What Affects the Cost
Frequently Asked Questions
Are family members on the payroll covered?
Usually yes if they are on the payroll. Most states automatically cover family member employees. Sole proprietors, partners, and corporate officers can usually elect in or out. We help you make that decision.
What if I have a driver who lives in one state but hauls in another?
The other-state endorsement (Section 3.C) on a workers comp policy handles temporary work in non-primary states. We list the primary state and add the other states where work is performed.
Are owner-operators leased to my company my responsibility for workers comp?

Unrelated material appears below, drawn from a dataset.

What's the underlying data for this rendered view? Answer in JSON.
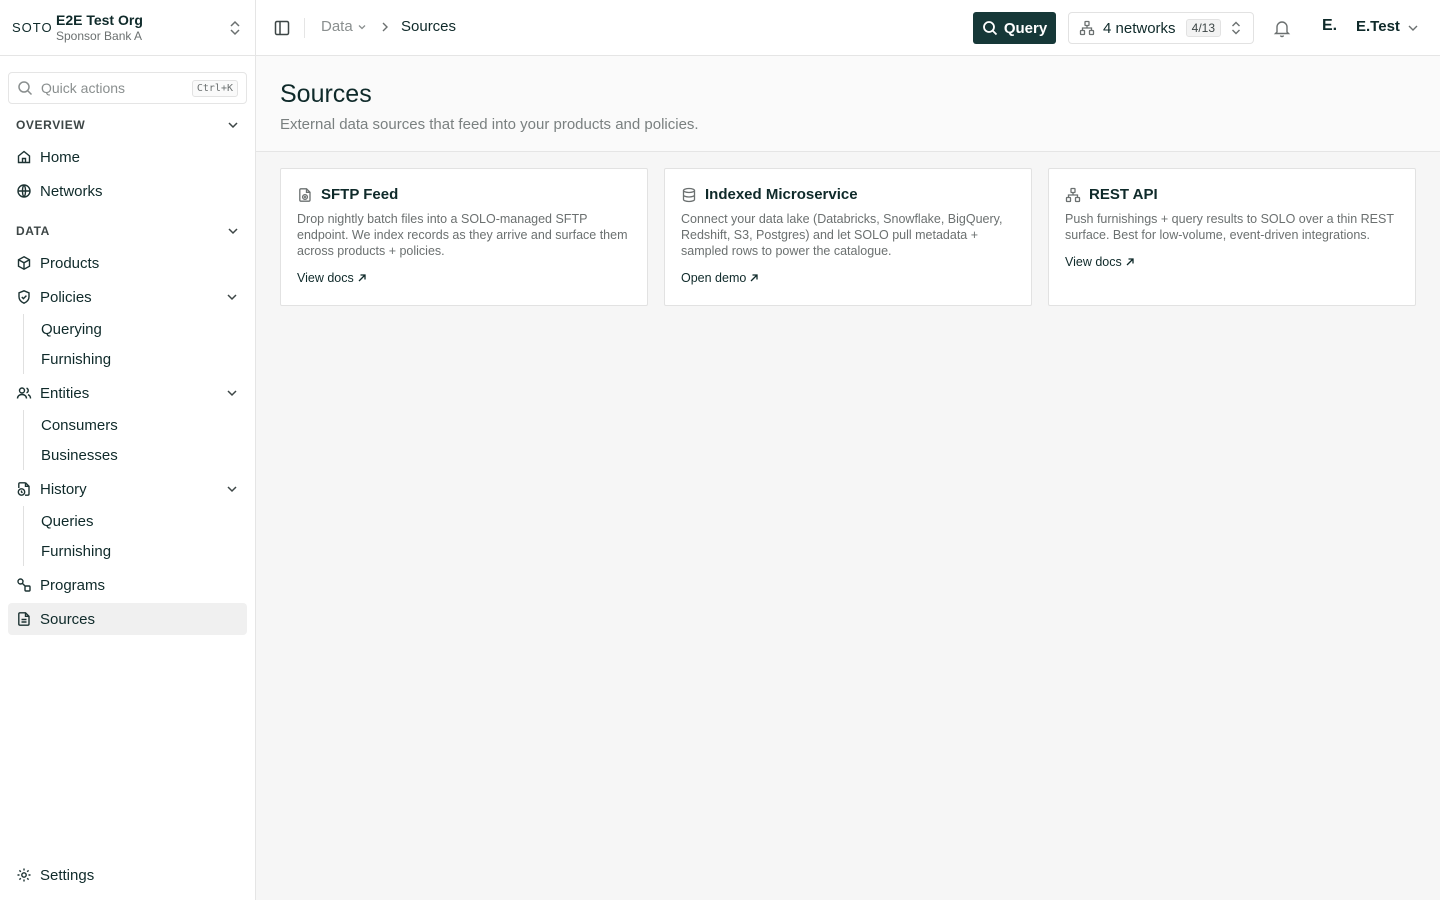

It depends on the lease and the state. If they are truly independent contractors with their own authority and their own workers comp or occupational accident, they are usually their own responsibility. If they are working under your authority and your control, some states will consider them your employees regardless of how the contract is written.
Will my workers comp cover injuries during loading or unloading at a customer site?
Yes. As long as the activity is part of the job, workers comp follows the employee. Loading at a farm, unloading at an elevator, washing out a trailer at a dairy. All on the job.
What is the experience mod and when does it kick in?
The experience modification rating is a number that compares your claim history to industry average. It usually kicks in after 3 years of operating in the same state with the same NCCI carrier reporting. A clean mod under 1.0 gets you discounted rates. A bad mod over 1.0 increases your premium.
Can I run my farm employees under farm workers comp instead of trucking workers comp?
Sometimes, depending on the state and the nature of the work. A pure farm employee doing field work may be on farm comp. A driver who hauls for hire may need trucking comp. Many ag operations have employees who do both, and we structure the policy to match.